Pfizer’s experimental antiviral pill for the COVID-19 study was discontinued early on Friday after it was discovered to reduce the likelihood of hospitalisation or death by 89 percent in people at risk of developing severe disease.
Molnupiravir, a Merck and Co., Inc. tablet, has been shown to cut the risk of death or hospitalisation in COVID-19 patients who are also at high risk of serious illness in half.
Neither company has made the full findings of the studies public.
To put it another way, Pfizer’s stock increased 13% to $49.47, while Merck’s fell 6%.
Pfizer expects to submit interim trial findings for its pill, which is used in conjunction with an older ritonavir antiviral, to the FDA as part of the emergency use application it filed in October.
Only 0.8 percent of people treated with Pfizer’s medicine were hospitalised within three days of their first symptoms, and no one died as a result of their treatment within the first 28 days. In comparison, 7% of placebo patients were admitted to the hospital. Seven people died among the placebo group.
Within five days of the onset of their symptoms, 1% of patients in the treatment group and 6.7 percent of patients in the placebo group were hospitalised, with ten deaths.
Antivirals must be administered as soon as possible after an infection has begun in order to be effective. Merck tested its medication within five days of the onset of symptoms.
“We saw that we did have high efficacy, even if it was five days after a patient was treated… people might wait a couple of days before getting a test or something, and this means that we have time to treat people and really provide a benefit from a public health standpoint,” Pfizer programme head Annaliesa Anderson told Reuters.
When asked about the drug’s side effects, the company stated that approximately 20% of patients who received the treatment or a placebo experienced an adverse event.
According to our findings, our oral antiviral candidate has the potential to save patients’ lives, reduce the severity of COVID-19 infections, and eliminate nine out of ten hospitalizations, implying that regulatory authorities should approve it.
According to Pfizer, over 180,000 packets will be produced by the end of 2024, and at least 50 million packs will be produced by the end of 2024.
“We are constantly expanding capacity and ramping up even more, and we look forward to updating these figures in the coming weeks,” the company added.
Despite the fact that infectious disease experts believe that mass immunisation against COVID-19 is the most effective strategy for combating the pandemic, only 58 percent of Americans have received the entire recommended vaccine series, and vaccinations are unavailable in many parts of the world.

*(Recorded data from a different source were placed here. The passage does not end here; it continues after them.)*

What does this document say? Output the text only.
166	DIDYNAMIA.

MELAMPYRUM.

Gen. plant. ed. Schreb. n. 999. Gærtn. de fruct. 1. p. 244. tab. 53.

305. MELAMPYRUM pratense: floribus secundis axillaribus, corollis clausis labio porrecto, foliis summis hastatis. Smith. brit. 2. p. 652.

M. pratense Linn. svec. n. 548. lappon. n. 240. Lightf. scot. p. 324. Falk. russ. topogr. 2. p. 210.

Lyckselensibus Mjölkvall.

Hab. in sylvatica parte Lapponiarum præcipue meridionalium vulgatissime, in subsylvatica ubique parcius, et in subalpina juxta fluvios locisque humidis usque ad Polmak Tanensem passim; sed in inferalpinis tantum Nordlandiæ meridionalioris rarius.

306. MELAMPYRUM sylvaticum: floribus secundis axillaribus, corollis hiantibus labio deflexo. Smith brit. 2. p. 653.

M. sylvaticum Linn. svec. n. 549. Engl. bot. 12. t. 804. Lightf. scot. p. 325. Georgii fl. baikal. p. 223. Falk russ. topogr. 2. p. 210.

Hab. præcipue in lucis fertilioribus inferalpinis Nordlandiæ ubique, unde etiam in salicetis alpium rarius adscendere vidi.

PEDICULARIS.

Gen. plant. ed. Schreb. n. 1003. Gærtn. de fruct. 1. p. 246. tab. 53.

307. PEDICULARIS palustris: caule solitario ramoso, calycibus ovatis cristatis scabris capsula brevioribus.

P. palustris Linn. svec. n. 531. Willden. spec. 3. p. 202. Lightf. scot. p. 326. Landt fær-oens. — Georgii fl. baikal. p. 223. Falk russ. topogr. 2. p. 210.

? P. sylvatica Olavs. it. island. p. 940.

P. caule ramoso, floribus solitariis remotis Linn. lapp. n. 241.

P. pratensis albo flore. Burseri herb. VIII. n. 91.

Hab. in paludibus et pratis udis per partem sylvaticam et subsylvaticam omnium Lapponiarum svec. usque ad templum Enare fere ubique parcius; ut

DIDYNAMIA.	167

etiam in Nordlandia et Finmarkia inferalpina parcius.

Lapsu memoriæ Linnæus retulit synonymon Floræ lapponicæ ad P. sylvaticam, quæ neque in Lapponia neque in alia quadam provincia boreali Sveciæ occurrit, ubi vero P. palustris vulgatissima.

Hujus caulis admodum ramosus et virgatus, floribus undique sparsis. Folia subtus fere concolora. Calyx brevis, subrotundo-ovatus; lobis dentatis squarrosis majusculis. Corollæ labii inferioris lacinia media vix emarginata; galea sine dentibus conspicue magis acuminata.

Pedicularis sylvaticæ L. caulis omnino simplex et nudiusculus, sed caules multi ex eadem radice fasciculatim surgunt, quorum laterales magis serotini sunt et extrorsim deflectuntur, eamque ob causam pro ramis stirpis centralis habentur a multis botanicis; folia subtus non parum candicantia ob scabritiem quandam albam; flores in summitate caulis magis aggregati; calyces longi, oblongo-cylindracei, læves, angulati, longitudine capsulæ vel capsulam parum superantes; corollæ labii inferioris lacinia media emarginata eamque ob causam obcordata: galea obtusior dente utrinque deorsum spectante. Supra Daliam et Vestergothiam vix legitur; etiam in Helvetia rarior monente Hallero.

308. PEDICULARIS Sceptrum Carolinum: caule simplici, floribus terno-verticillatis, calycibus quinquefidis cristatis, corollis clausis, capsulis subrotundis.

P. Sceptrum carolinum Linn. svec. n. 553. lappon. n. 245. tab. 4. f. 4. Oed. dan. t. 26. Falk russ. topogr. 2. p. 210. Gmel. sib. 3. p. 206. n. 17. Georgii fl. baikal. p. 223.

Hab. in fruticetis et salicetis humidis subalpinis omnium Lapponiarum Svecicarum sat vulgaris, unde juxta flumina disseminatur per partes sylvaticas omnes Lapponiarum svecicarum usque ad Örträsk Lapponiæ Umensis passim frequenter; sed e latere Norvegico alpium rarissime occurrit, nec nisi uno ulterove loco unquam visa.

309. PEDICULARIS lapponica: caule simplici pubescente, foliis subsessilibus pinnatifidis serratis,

Pfizer has developed a protease inhibitor, an enzyme-inhibiting medicine, to prevent the coronavirus from multiplying.
Merck’s molnupiravir works in a different way, inserting errors into the virus’s genetic code. Merck previously sold millions of courses of the medication, which was approved by UK regulators this week, to the US, the UK, and other countries around the world.
The United Kingdom announced earlier this month that it had purchased 250,000 courses of Pfizer’s antiviral medication.
It is also being investigated whether Pfizer’s pill could be taken by people who do not have risk factors for COVID-19, as well as those who have already been exposed to the virus.